One tool we’ll be relying on – and this one, we did build in-house – is called Mozilla-IAM, Mozilla’s Identity and Access Management tool. I’ll have more to say about this soon, but at its core it lets us proxy authentication from various sources and methods we trust, Github, Firefox Accounts, a link in your email, a few others. We think IAM will let us support pseudonymous participation and a low-cost first-contact experience, but also let us keep our house in order and uphold the CPG in the process.
Anyway, here’s a few more bullet points; what requirements doc isn’t full of them?
A synchronous messaging system that meets our needs:
- Must work correctly in unmodified, release-channel Firefox.
- Must offer a solid mobile experience.
- Must support thousands of simultaneous users across the service.
- Must support easy sharing of hyperlinks and graphics as well as text.
- Must have persistent scrollback. Users reconnecting to a channel or joining the channel for the first time must be able to read up to acquire context of the current conversation in the backscroll.
- Programmatic access is a hard requirement. The service must support a mature, reasonably stable and feature-rich API.
- As mentioned, people participating via accessible technologies including screen readers or high-contrast display modes must be able to participate as first-class citizens of the service and the project.
- New users must be able to join the service without manual intervention from a Mozilla employee.
- Whether or not we are self-hosting, the service must allow Mozilla to specify a data retention and security policy that meets our institutional standards.
- The service must have a customizable first-contact experience to inform new participants about Mozilla’s CPG and privacy notice.
- The service must have effective administrative tooling including user and channel management, alerting and banning.
- The service must support delegated authentication.
- The service must pass an evaluation by our legal, trust and security teams. This is obviously also non-negotiable.
I doubt any of that will surprise anyone, but they might, and I’m keeping an eye out for questions. We’re still talking this out in #synchronicity on irc.m.o, and you’re welcome to jump in.
I suppose I should tip my hand at this point, and say that as much as I value the source part of open source, I also believe that people participating in open source communities deserve to be free not only to change the code and build the future, but to be free from the brand of arbitrary, mechanized harassment that thrives on unaccountable infrastructure, federated or not. We’d be deluding ourselves if we called systems that are just too dangerous for some people to participate in at all “open” just because you can clone the source and stand up your own copy.

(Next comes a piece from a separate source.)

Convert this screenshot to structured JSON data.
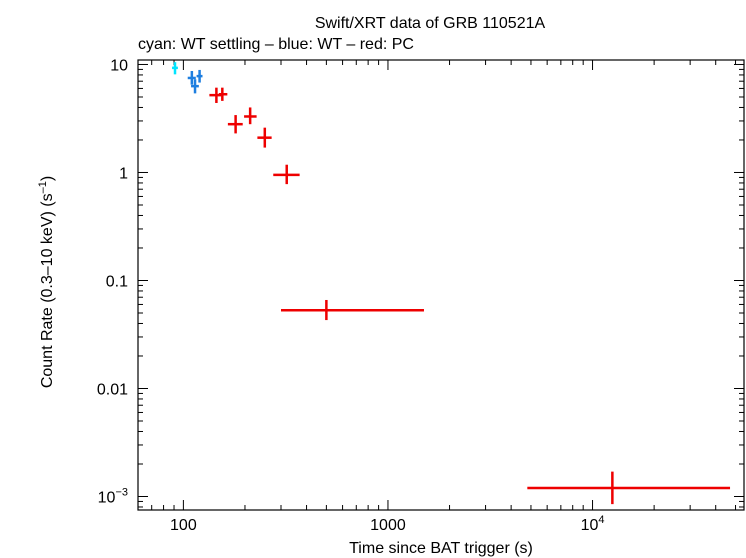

And I am absolutely certain that if this free software revolution of ours ends up in a place where asking somebody to participate in open development is indistinguishable from asking them to walk home at night alone, then we’re done. People cannot be equal participants in environments where they are subject to wildly unequal risk. People cannot be equal participants in environments where they are unequally threatened.
I think we can get there; I think we can meet our obligations to the Mission and the Manifesto as well as the needs of our community, and help the community grow and thrive in a way that grows and strengthens the web want and empowers everyone using and building it to be who we’re aspiring to be, better.
The next steps are going to be to lay out the evaluation process in more detail; then we can start pulling in information, stand up instances of the candidate stacks we’re looking at and trying them out.